Thursday, October 15, 2009

Differences between varchar and nvarchar in SQL Server

The broad range of data types in SQL Server can sometimes throw people through a loop, especially when the data types seem to be highly interchangeable. Two in particular that constantly spark questions are VARCHAR and NVARCHAR: what's the difference between the two, and how important is the difference?

VARCHAR is an abbreviation for variable-length character string. It's a string of text characters that can be as large as the page size for the database table holding the column in question. The size for a table page is 8,196 bytes, and no one row in a table can be more than 8,060 characters. This in turn limits the maximum size of a VARCHAR to 8,000 bytes.
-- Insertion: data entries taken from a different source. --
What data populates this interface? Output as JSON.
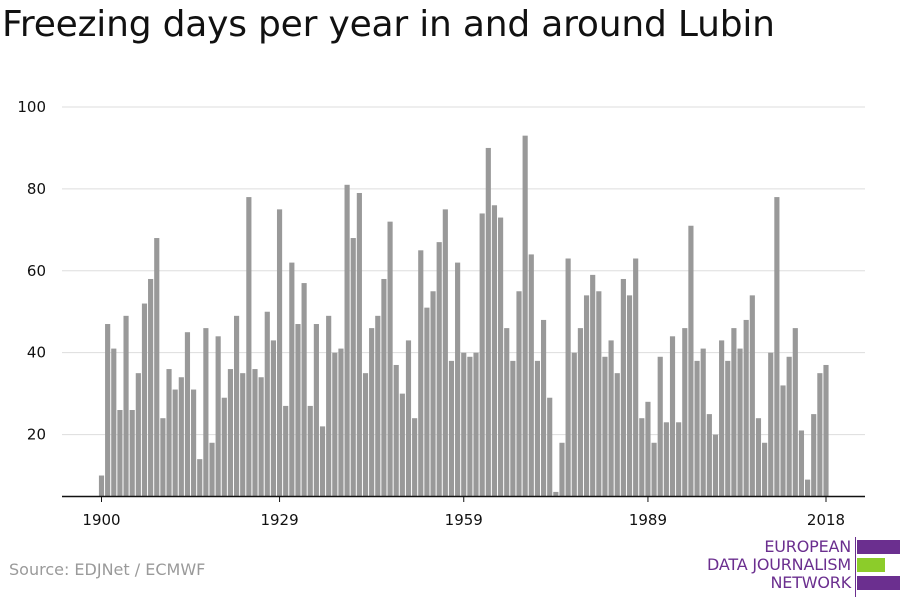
{
  "title": "Freezing days per year in and around Lubin",
  "source": "Source: EDJNet / ECMWF",
  "logo": {
    "lines": [
      "EUROPEAN",
      "DATA JOURNALISM",
      "NETWORK"
    ],
    "colors": {
      "purple": "#6b2f8f",
      "green": "#8ccc2a"
    }
  },
  "colors": {
    "bar": "#999999",
    "grid": "#dddddd",
    "axis": "#111111",
    "text": "#111111"
  },
  "chart_data": {
    "type": "bar",
    "title": "Freezing days per year in and around Lubin",
    "xlabel": "",
    "ylabel": "",
    "x_ticks": [
      "1900",
      "1929",
      "1959",
      "1989",
      "2018"
    ],
    "y_ticks": [
      20,
      40,
      60,
      80,
      100
    ],
    "ylim": [
      5,
      100
    ],
    "grid": true,
    "categories": [
      1900,
      1901,
      1902,
      1903,
      1904,
      1905,
      1906,
      1907,
      1908,
      1909,
      1910,
      1911,
      1912,
      1913,
      1914,
      1915,
      1916,
      1917,
      1918,
      1919,
      1920,
      1921,
      1922,
      1923,
      1924,
      1925,
      1926,
      1927,
      1928,
      1929,
      1930,
      1931,
      1932,
      1933,
      1934,
      1935,
      1936,
      1937,
      1938,
      1939,
      1940,
      1941,
      1942,
      1943,
      1944,
      1945,
      1946,
      1947,
      1948,
      1949,
      1950,
      1951,
      1952,
      1953,
      1954,
      1955,
      1956,
      1957,
      1958,
      1959,
      1960,
      1961,
      1962,
      1963,
      1964,
      1965,
      1966,
      1967,
      1968,
      1969,
      1970,
      1971,
      1972,
      1973,
      1974,
      1975,
      1976,
      1977,
      1978,
      1979,
      1980,
      1981,
      1982,
      1983,
      1984,
      1985,
      1986,
      1987,
      1988,
      1989,
      1990,
      1991,
      1992,
      1993,
      1994,
      1995,
      1996,
      1997,
      1998,
      1999,
      2000,
      2001,
      2002,
      2003,
      2004,
      2005,
      2006,
      2007,
      2008,
      2009,
      2010,
      2011,
      2012,
      2013,
      2014,
      2015,
      2016,
      2017,
      2018
    ],
    "values": [
      10,
      47,
      41,
      26,
      49,
      26,
      35,
      52,
      58,
      68,
      24,
      36,
      31,
      34,
      45,
      31,
      14,
      46,
      18,
      44,
      29,
      36,
      49,
      35,
      78,
      36,
      34,
      50,
      43,
      75,
      27,
      62,
      47,
      57,
      27,
      47,
      22,
      49,
      40,
      41,
      81,
      68,
      79,
      35,
      46,
      49,
      58,
      72,
      37,
      30,
      43,
      24,
      65,
      51,
      55,
      67,
      75,
      38,
      62,
      40,
      39,
      40,
      74,
      90,
      76,
      73,
      46,
      38,
      55,
      93,
      64,
      38,
      48,
      29,
      6,
      18,
      63,
      40,
      46,
      54,
      59,
      55,
      39,
      43,
      35,
      58,
      54,
      63,
      24,
      28,
      18,
      39,
      23,
      44,
      23,
      46,
      71,
      38,
      41,
      25,
      20,
      43,
      38,
      46,
      41,
      48,
      54,
      24,
      18,
      40,
      78,
      32,
      39,
      46,
      21,
      9,
      25,
      35,
      37
    ]
  }
}
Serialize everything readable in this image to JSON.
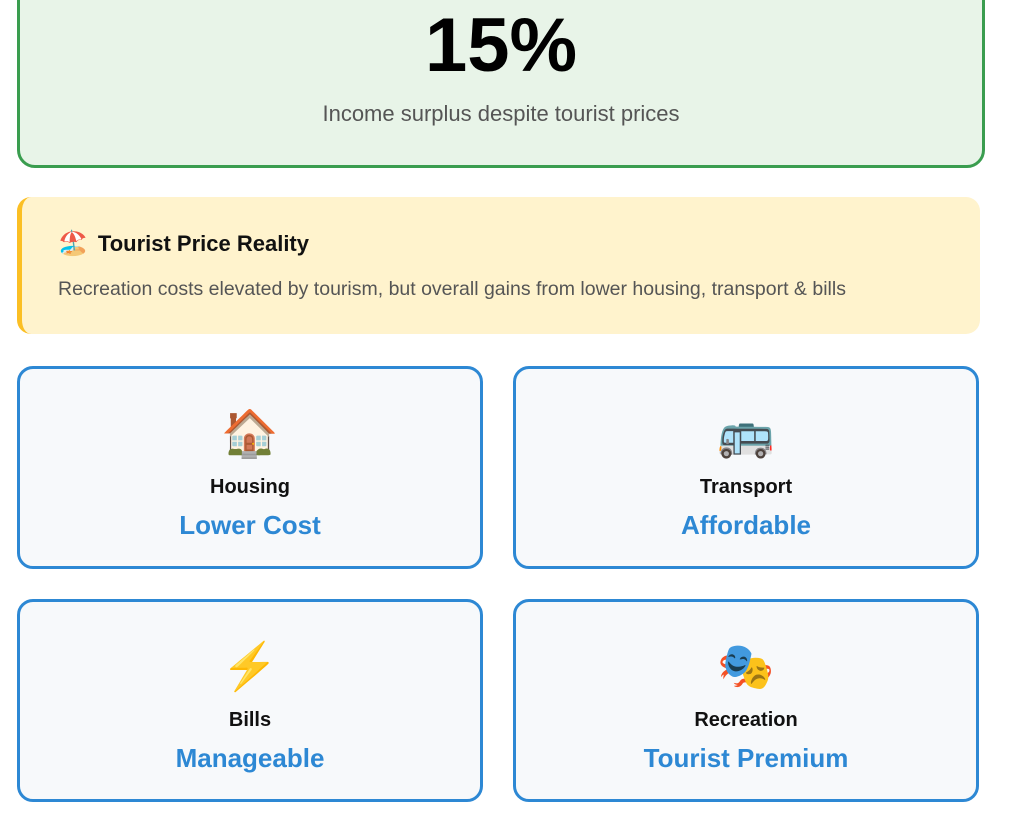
{
  "summary": {
    "value": "15%",
    "caption": "Income surplus despite tourist prices",
    "accent": "#3a9d4f"
  },
  "notice": {
    "icon": "beach-umbrella-icon",
    "icon_glyph": "🏖️",
    "title": "Tourist Price Reality",
    "text": "Recreation costs elevated by tourism, but overall gains from lower housing, transport & bills",
    "accent": "#fbbf24"
  },
  "categories": [
    {
      "icon": "house-icon",
      "glyph": "🏠",
      "label": "Housing",
      "value": "Lower Cost"
    },
    {
      "icon": "bus-icon",
      "glyph": "🚌",
      "label": "Transport",
      "value": "Affordable"
    },
    {
      "icon": "lightning-icon",
      "glyph": "⚡",
      "label": "Bills",
      "value": "Manageable"
    },
    {
      "icon": "theater-masks-icon",
      "glyph": "🎭",
      "label": "Recreation",
      "value": "Tourist Premium"
    }
  ],
  "colors": {
    "card_border": "#2d88d4",
    "value_text": "#2d88d4"
  }
}
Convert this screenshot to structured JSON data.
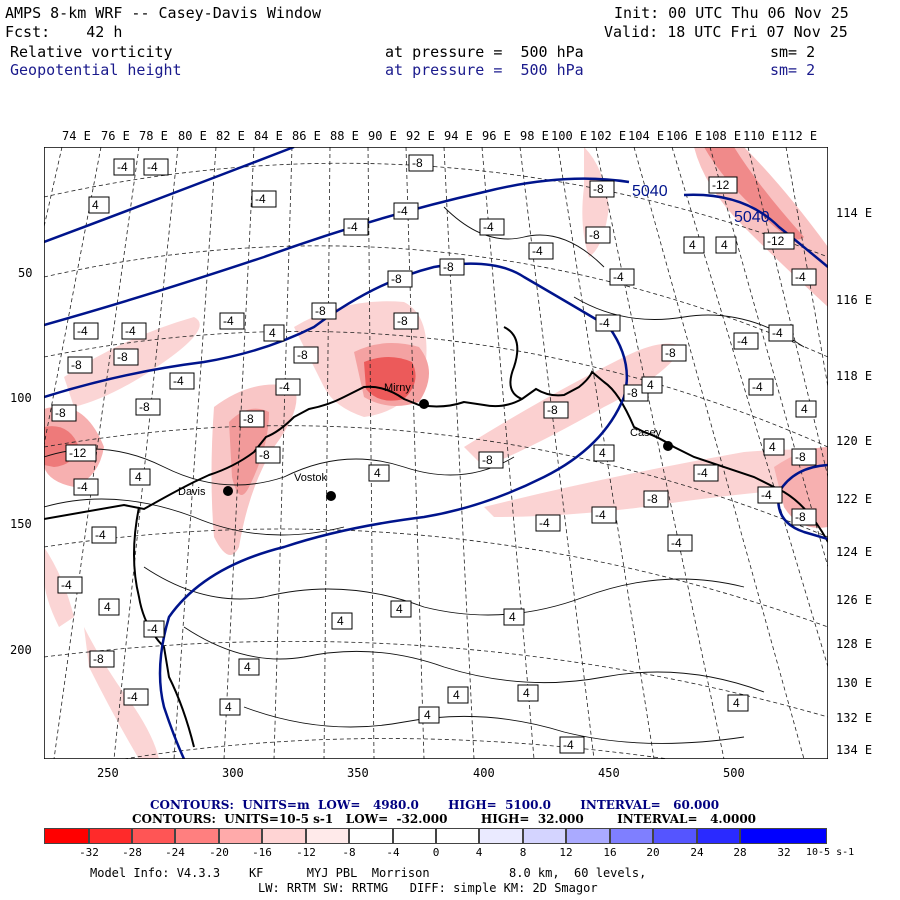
{
  "header": {
    "title": "AMPS 8-km WRF -- Casey-Davis Window",
    "fcst": "Fcst:    42 h",
    "init": "Init: 00 UTC Thu 06 Nov 25",
    "valid": "Valid: 18 UTC Fri 07 Nov 25",
    "field1_name": "Relative vorticity",
    "field1_level": "at pressure =  500 hPa",
    "field1_sm": "sm= 2",
    "field2_name": "Geopotential height",
    "field2_level": "at pressure =  500 hPa",
    "field2_sm": "sm= 2"
  },
  "map": {
    "top_lon_labels": [
      "74 E",
      "76 E",
      "78 E",
      "80 E",
      "82 E",
      "84 E",
      "86 E",
      "88 E",
      "90 E",
      "92 E",
      "94 E",
      "96 E",
      "98 E",
      "100 E",
      "102 E",
      "104 E",
      "106 E",
      "108 E",
      "110 E",
      "112 E"
    ],
    "right_lon_labels": [
      "114 E",
      "116 E",
      "118 E",
      "120 E",
      "122 E",
      "124 E",
      "126 E",
      "128 E",
      "130 E",
      "132 E",
      "134 E"
    ],
    "left_y_labels": [
      "50",
      "100",
      "150",
      "200"
    ],
    "bottom_x_labels": [
      "250",
      "300",
      "350",
      "400",
      "450",
      "500"
    ],
    "station_labels": [
      "Davis",
      "Casey",
      "Mirny",
      "Vostok"
    ],
    "height_contour_labels": [
      "5040",
      "5040"
    ],
    "colors": {
      "height_contour": "#00148c",
      "coast": "#000000",
      "neg_light": "#fbe0e0",
      "neg_mid": "#f4a8a8",
      "neg_strong": "#ec5a5a"
    }
  },
  "contour_info": {
    "line1": "CONTOURS:  UNITS=m  LOW=   4980.0       HIGH=  5100.0       INTERVAL=   60.000",
    "line2": "CONTOURS:  UNITS=10-5 s-1   LOW=  -32.000        HIGH=  32.000        INTERVAL=   4.0000"
  },
  "colorbar": {
    "labels": [
      "-32",
      "-28",
      "-24",
      "-20",
      "-16",
      "-12",
      "-8",
      "-4",
      "0",
      "4",
      "8",
      "12",
      "16",
      "20",
      "24",
      "28",
      "32"
    ],
    "unit": "10-5 s-1",
    "colors": [
      "#ff0000",
      "#ff2a2a",
      "#ff5555",
      "#ff7f7f",
      "#ffaaaa",
      "#ffd4d4",
      "#ffeaea",
      "#ffffff",
      "#ffffff",
      "#ffffff",
      "#eaeaff",
      "#d4d4ff",
      "#aaaaff",
      "#7f7fff",
      "#5555ff",
      "#2a2aff",
      "#0000ff"
    ]
  },
  "footer": {
    "line1": "Model Info: V4.3.3    KF      MYJ PBL  Morrison           8.0 km,  60 levels,",
    "line2": "LW: RRTM SW: RRTMG   DIFF: simple KM: 2D Smagor"
  }
}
The "N" in NVARCHAR means uNicode. Essentially, NVARCHAR is nothing more than a VARCHAR that supports two-byte characters. The most common use for this sort of thing is to store character data that is a mixture of English and non-English symbols — in my case, English and Japanese.

The key difference between the two data types is how they're stored. VARCHAR is stored as regular 8-bit data. But NVARCHAR strings are stored in the database as UTF-16 — 16 bits or two bytes per character, all the time — and converted to whatever codepage is being used by the database connection on output (typically UTF-8). That said, NVARCHAR strings have the same length restrictions as their VARCHAR cousins — 8,000 bytes. However, since NVARCHARs use two bytes for each character, that means a given NVARCHAR can only hold 4,000 characters (not bytes) maximum. So, the amount of storage needed for NVARCHAR entities is going to be twice whatever you'd allocate for a plain old VARCHAR.

Because of this, some people may not want to use NVARCHAR universally, and may want to fall back on VARCHAR — which takes up less space per row — whenever possible.